A handful of rogue migrant buses rolled into the Big Apple during the early morning on Friday— just hours before Mayor Eric Adams’s crackdown on unannounced asylum seeker drop-offs went into effect.
A small number of buses arrived at the Port Authority Bus Terminal around midnight, which falls outside of the new mandated arrival times, city officials told The Post.
The charter bus companies, though, avoided criminal charges with City Hall granting a two-day grace period for the strict new guidelines that were rolled out by Mayor Eric Adams days after a record number of buses, 14, arrived in NYC on a single night.
Under the new rules, buses are only allowed to drop off migrants in a single Midtown location, on West 41st Street between Eight and Ninth Avenue, between 8:30 a.m. and 12 p.m. each weekday.
Charter bus companies also need to give the city’s Emergency Management Office a 32-hour heads-up before stopping in the Big Apple, accoridng to the new rules, which Adams announced on Wednesday.
The rules officially went into effect Friday afternoon with cops monitoring the drop-off area for any buses that arrive outside of that time frame, according to City Hall.
Companies that flout the executive order will face a class B misdemeanor, which comes with a fine of up to $2,000 for companies and the threat of up to three months of jail.
Adams, who is following suit to Chicago’s administration, which enacted similar guidelines earlier this month, said the limited arrival times were necessary to ensure the safety of migrants.
“With that executive order we’re saying that between a certain period of time you are allowed to drop off migrants in the city, but you’re going to do it at the location that we specify so we don’t over tax our resources, our manpower and create a disorderly environment,” the mayor said on CNN Friday morning when asked about the order.

The Big Apple’s shelter system has been overwhelmed by the crush of asylum seekers arriving in the city each week with more than 68,000 migrants currently in the city’s care.
Since the start of the crisis, which is projected to run the city more than $12 billion through 2025, over 161,500 have come to NYC.
A large number of the migrants have been sent on buses to the Big Apple on orders from Texas Gov.
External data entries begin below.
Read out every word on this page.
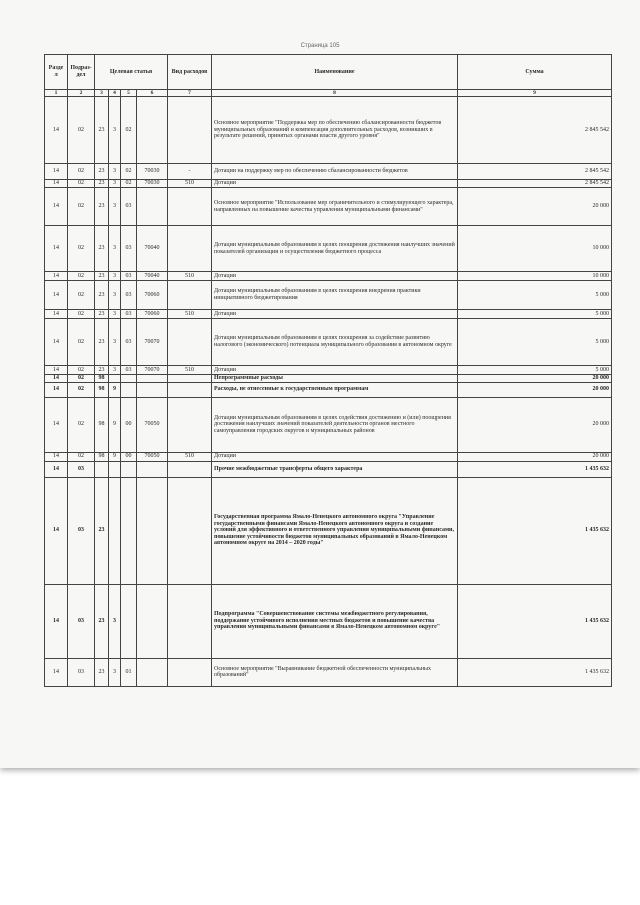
Страница 105
Разде л	Подраз- дел	Целевая статья				Вид расходов	Наименование	Сумма
1	2	3	4	5	6	7	8	9
14	02	23	3	02			Основное мероприятие "Поддержка мер по обеспечению сбалансированности бюджетов муниципальных образований и компенсация дополнительных расходов, возникших в результате решений, принятых органами власти другого уровня"	2 845 542
14	02	23	3	02	70030	-	Дотации на поддержку мер по обеспечению сбалансированности бюджетов	2 845 542
14	02	23	3	02	70030	510	Дотации	2 845 542
14	02	23	3	03			Основное мероприятие "Использование мер ограничительного и стимулирующего характера, направленных на повышение качества управления муниципальными финансами"	20 000
14	02	23	3	03	70040		Дотации муниципальным образованиям в целях поощрения достижения наилучших значений показателей организации и осуществления бюджетного процесса	10 000
14	02	23	3	03	70040	510	Дотации	10 000
14	02	23	3	03	70060		Дотации муниципальным образованиям в целях поощрения внедрения практики инициативного бюджетирования	5 000
14	02	23	3	03	70060	510	Дотации	5 000
14	02	23	3	03	70070		Дотации муниципальным образованиям в целях поощрения за содействие развитию налогового (экономического) потенциала муниципального образования в автономном округе	5 000
14	02	23	3	03	70070	510	Дотации	5 000
14	02	98					Непрограммные расходы	20 000
14	02	98	9				Расходы, не отнесенные к государственным программам	20 000
14	02	98	9	00	70050		Дотации муниципальным образованиям в целях содействия достижению и (или) поощрения достижения наилучших значений показателей деятельности органов местного самоуправления городских округов и муниципальных районов	20 000
14	02	98	9	00	70050	510	Дотации	20 000
14	03						Прочие межбюджетные трансферты общего характера	1 435 632
14	03	23					Государственная программа Ямало-Ненецкого автономного округа "Управление государственными финансами Ямало-Ненецкого автономного округа и создание условий для эффективного и ответственного управления муниципальными финансами, повышение устойчивости бюджетов муниципальных образований в Ямало-Ненецком автономном округе на 2014 – 2020 годы"	1 435 632
14	03	23	3				Подпрограмма "Совершенствование системы межбюджетного регулирования, поддержание устойчивого исполнения местных бюджетов и повышение качества управления муниципальными финансами в Ямало-Ненецком автономном округе"	1 435 632
14	03	23	3	01			Основное мероприятие "Выравнивание бюджетной обеспеченности муниципальных образований"	1 435 632
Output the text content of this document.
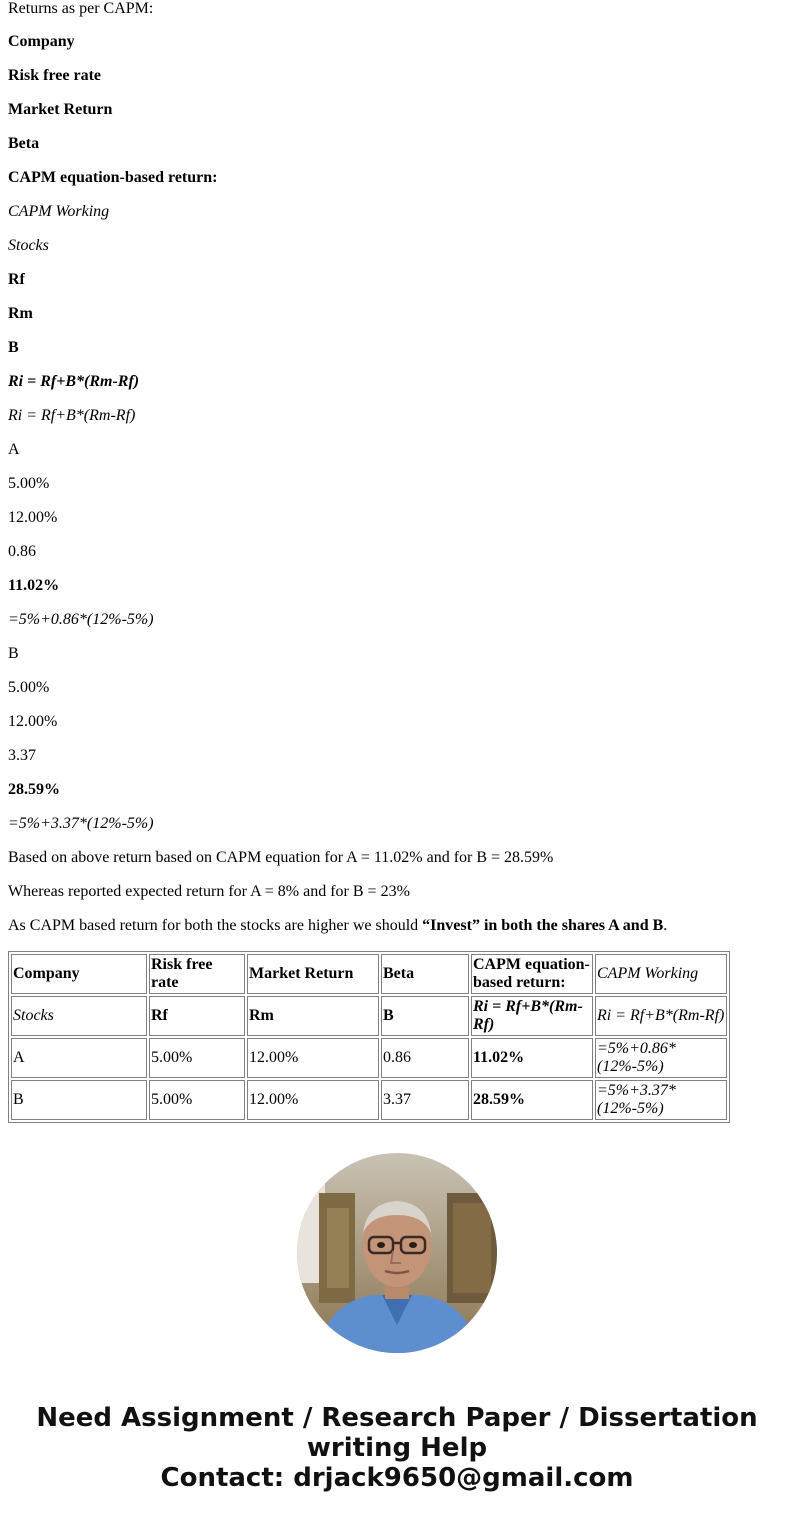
Returns as per CAPM:
Company
Risk free rate
Market Return
Beta
CAPM equation-based return:
CAPM Working
Stocks
Rf
Rm
B
Ri = Rf+B*(Rm-Rf)
Ri = Rf+B*(Rm-Rf)
A
5.00%
12.00%
0.86
11.02%
=5%+0.86*(12%-5%)
B
5.00%
12.00%
3.37
28.59%
=5%+3.37*(12%-5%)
Based on above return based on CAPM equation for A = 11.02% and for B = 28.59%
Whereas reported expected return for A = 8% and for B = 23%
As CAPM based return for both the stocks are higher we should “Invest” in both the shares A and B.
Company	Risk free rate	Market Return	Beta	CAPM equation-based return:	CAPM Working
Stocks	Rf	Rm	B	Ri = Rf+B*(Rm-Rf)	Ri = Rf+B*(Rm-Rf)
A	5.00%	12.00%	0.86	11.02%	=5%+0.86*
(12%-5%)
B	5.00%	12.00%	3.37	28.59%	=5%+3.37*
(12%-5%)
Need Assignment / Research Paper / Dissertation
writing Help
Contact: drjack9650@gmail.com
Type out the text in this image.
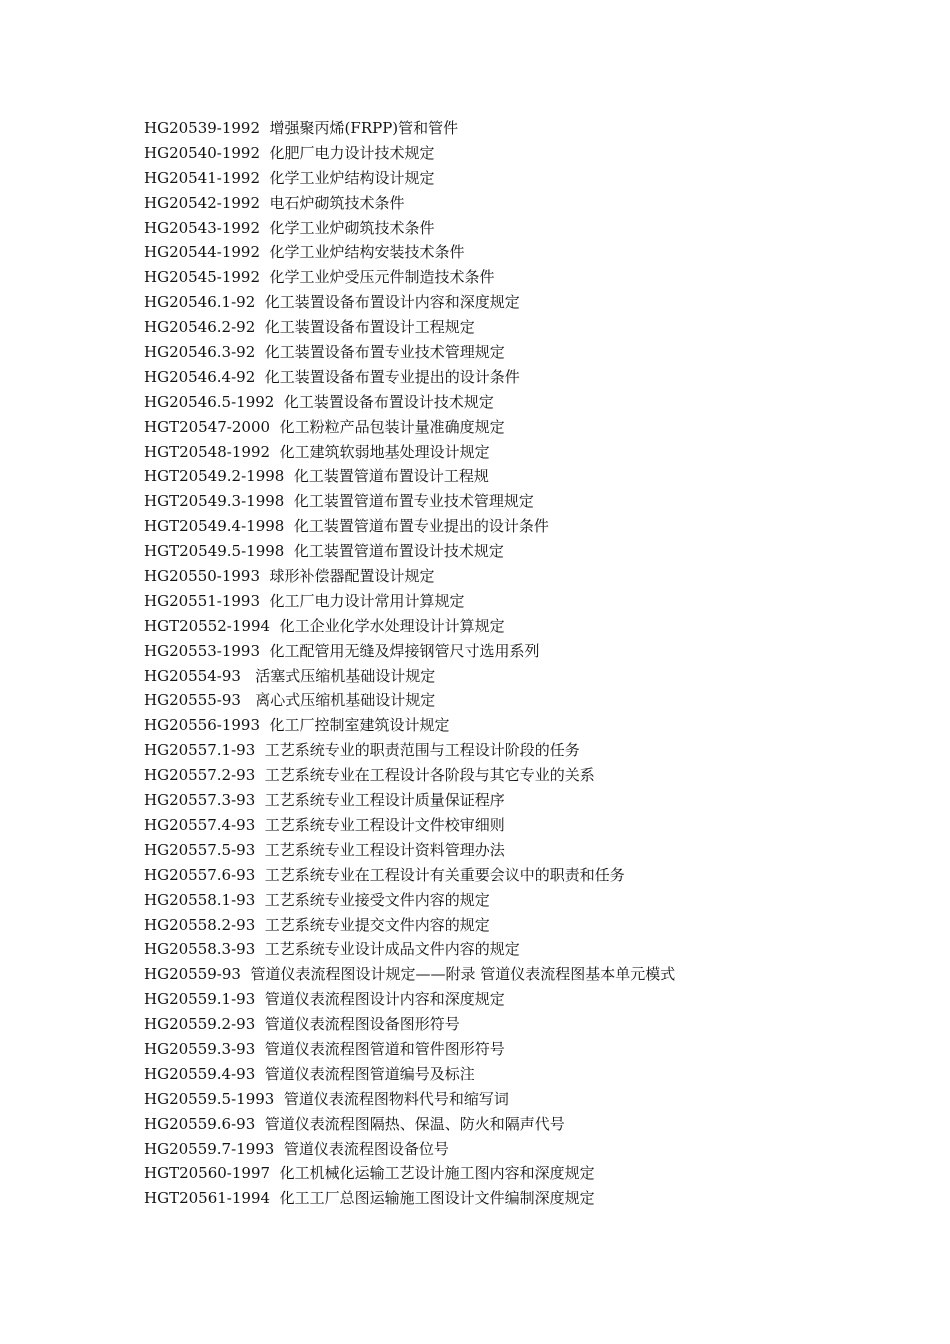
HG20539-1992  增强聚丙烯(FRPP)管和管件
HG20540-1992  化肥厂电力设计技术规定
HG20541-1992  化学工业炉结构设计规定
HG20542-1992  电石炉砌筑技术条件
HG20543-1992  化学工业炉砌筑技术条件
HG20544-1992  化学工业炉结构安装技术条件
HG20545-1992  化学工业炉受压元件制造技术条件
HG20546.1-92  化工装置设备布置设计内容和深度规定
HG20546.2-92  化工装置设备布置设计工程规定
HG20546.3-92  化工装置设备布置专业技术管理规定
HG20546.4-92  化工装置设备布置专业提出的设计条件
HG20546.5-1992  化工装置设备布置设计技术规定
HGT20547-2000  化工粉粒产品包装计量准确度规定
HGT20548-1992  化工建筑软弱地基处理设计规定
HGT20549.2-1998  化工装置管道布置设计工程规
HGT20549.3-1998  化工装置管道布置专业技术管理规定
HGT20549.4-1998  化工装置管道布置专业提出的设计条件
HGT20549.5-1998  化工装置管道布置设计技术规定
HG20550-1993  球形补偿器配置设计规定
HG20551-1993  化工厂电力设计常用计算规定
HGT20552-1994  化工企业化学水处理设计计算规定
HG20553-1993  化工配管用无缝及焊接钢管尺寸选用系列
HG20554-93   活塞式压缩机基础设计规定
HG20555-93   离心式压缩机基础设计规定
HG20556-1993  化工厂控制室建筑设计规定
HG20557.1-93  工艺系统专业的职责范围与工程设计阶段的任务
HG20557.2-93  工艺系统专业在工程设计各阶段与其它专业的关系
HG20557.3-93  工艺系统专业工程设计质量保证程序
HG20557.4-93  工艺系统专业工程设计文件校审细则
HG20557.5-93  工艺系统专业工程设计资料管理办法
HG20557.6-93  工艺系统专业在工程设计有关重要会议中的职责和任务
HG20558.1-93  工艺系统专业接受文件内容的规定
HG20558.2-93  工艺系统专业提交文件内容的规定
HG20558.3-93  工艺系统专业设计成品文件内容的规定
HG20559-93  管道仪表流程图设计规定——附录 管道仪表流程图基本单元模式
HG20559.1-93  管道仪表流程图设计内容和深度规定
HG20559.2-93  管道仪表流程图设备图形符号
HG20559.3-93  管道仪表流程图管道和管件图形符号
HG20559.4-93  管道仪表流程图管道编号及标注
HG20559.5-1993  管道仪表流程图物料代号和缩写词
HG20559.6-93  管道仪表流程图隔热、保温、防火和隔声代号
HG20559.7-1993  管道仪表流程图设备位号
HGT20560-1997  化工机械化运输工艺设计施工图内容和深度规定
HGT20561-1994  化工工厂总图运输施工图设计文件编制深度规定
Greg Abbott.
Adams and a collation of Democratic mayors, including Denver’s Mike Johnston and Chicago’s Brandon Johnson, have joined forces to call on the feds to step up and address the broken border laws that have created the migrant mess.
“They should have federal dollars to help support them in the cities that they arrive in,” Johnston said on their joint CNN appearance, adding,” And we should have a coordinated national plan for where those folks arrive.”